Treasurer, do you regret at all that the Australian dollar has fallen to its lowest level ever during your tenure?

TREASURER:

We concentrate on the important measures in the real economy. And the truth of the matter is that we have a growing economy and a sound fiscal position with reducing debt and more people in work than ever before, with lower unemployment than we’ve had in a decade. And that’s what we’re focussing on.

JOURNALIST:

Mr Costello, you said you wouldn’t comment on interest rates, but you have discussed inflation. You’ve described growth as being non-inflationary growth and you’ve highlighted the deflator of 1.4 per cent.
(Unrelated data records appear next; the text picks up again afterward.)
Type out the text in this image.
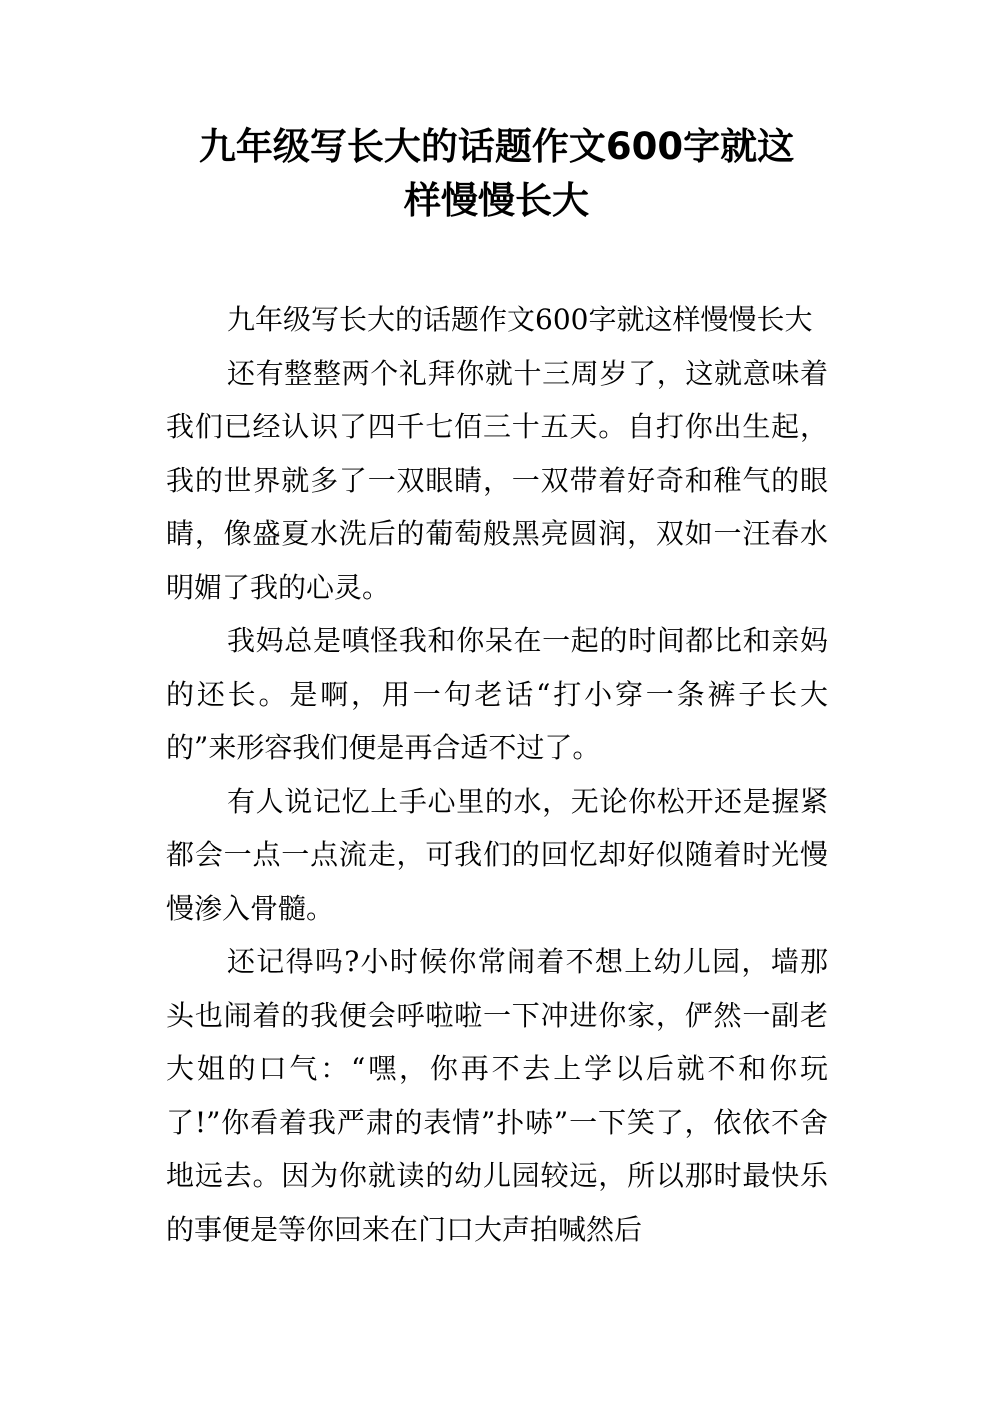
九年级写长大的话题作文600字就这
样慢慢长大

九年级写长大的话题作文600字就这样慢慢长大

还有整整两个礼拜你就十三周岁了，这就意味着我们已经认识了四千七佰三十五天。自打你出生起，我的世界就多了一双眼睛，一双带着好奇和稚气的眼睛，像盛夏水洗后的葡萄般黑亮圆润，双如一汪春水明媚了我的心灵。

我妈总是嗔怪我和你呆在一起的时间都比和亲妈的还长。是啊，用一句老话“打小穿一条裤子长大的”来形容我们便是再合适不过了。

有人说记忆上手心里的水，无论你松开还是握紧都会一点一点流走，可我们的回忆却好似随着时光慢慢渗入骨髓。

还记得吗?小时候你常闹着不想上幼儿园，墙那头也闹着的我便会呼啦啦一下冲进你家，俨然一副老大姐的口气：“嘿，你再不去上学以后就不和你玩了!”你看着我严肃的表情”扑哧”一下笑了，依依不舍地远去。因为你就读的幼儿园较远，所以那时最快乐的事便是等你回来在门口大声拍喊然后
I mean doesn’t that really suggest you have a very different view to the Reserve Bank?

TREASURER:

No, it suggests that I can read the National Accounts.

JOURNALIST:

(inaudible) . . .

TREASURER:

Well hang on, hang on, you say I refer to the fact that the deflator was 0.5. That is a finding of the National Accounts. It’s like saying growth is 0.7 for the quarter and 4.7 for the year. I mean these are objective findings by the ABS. I don’t make them up and I can’t refer to any other figures. The figures I have to refer to are those that are found and reported today which on the inflation front are 0.5 per cent in the June quarter and 1.4 per cent through the year. Now these are objective findings.

JOURNALIST:

But you characterised growth as well as being non-inflationary?

TREASURER:

Well how else can you characterise 4.7 per cent growth on a 1.4 per cent consumption deflator? These are, these are not opinions, these are objective findings by the Australian Bureau of Statistics which bind me and everybody else in Australia, I can’t pretend otherwise.

JOURNALIST:

In characterising it that way, does that indicate you are opposed to low interest rates?

TREASURER:

No, in characterising it that way, means I can read the tables. And I can’t read them any other way. Thank you all very much for your time.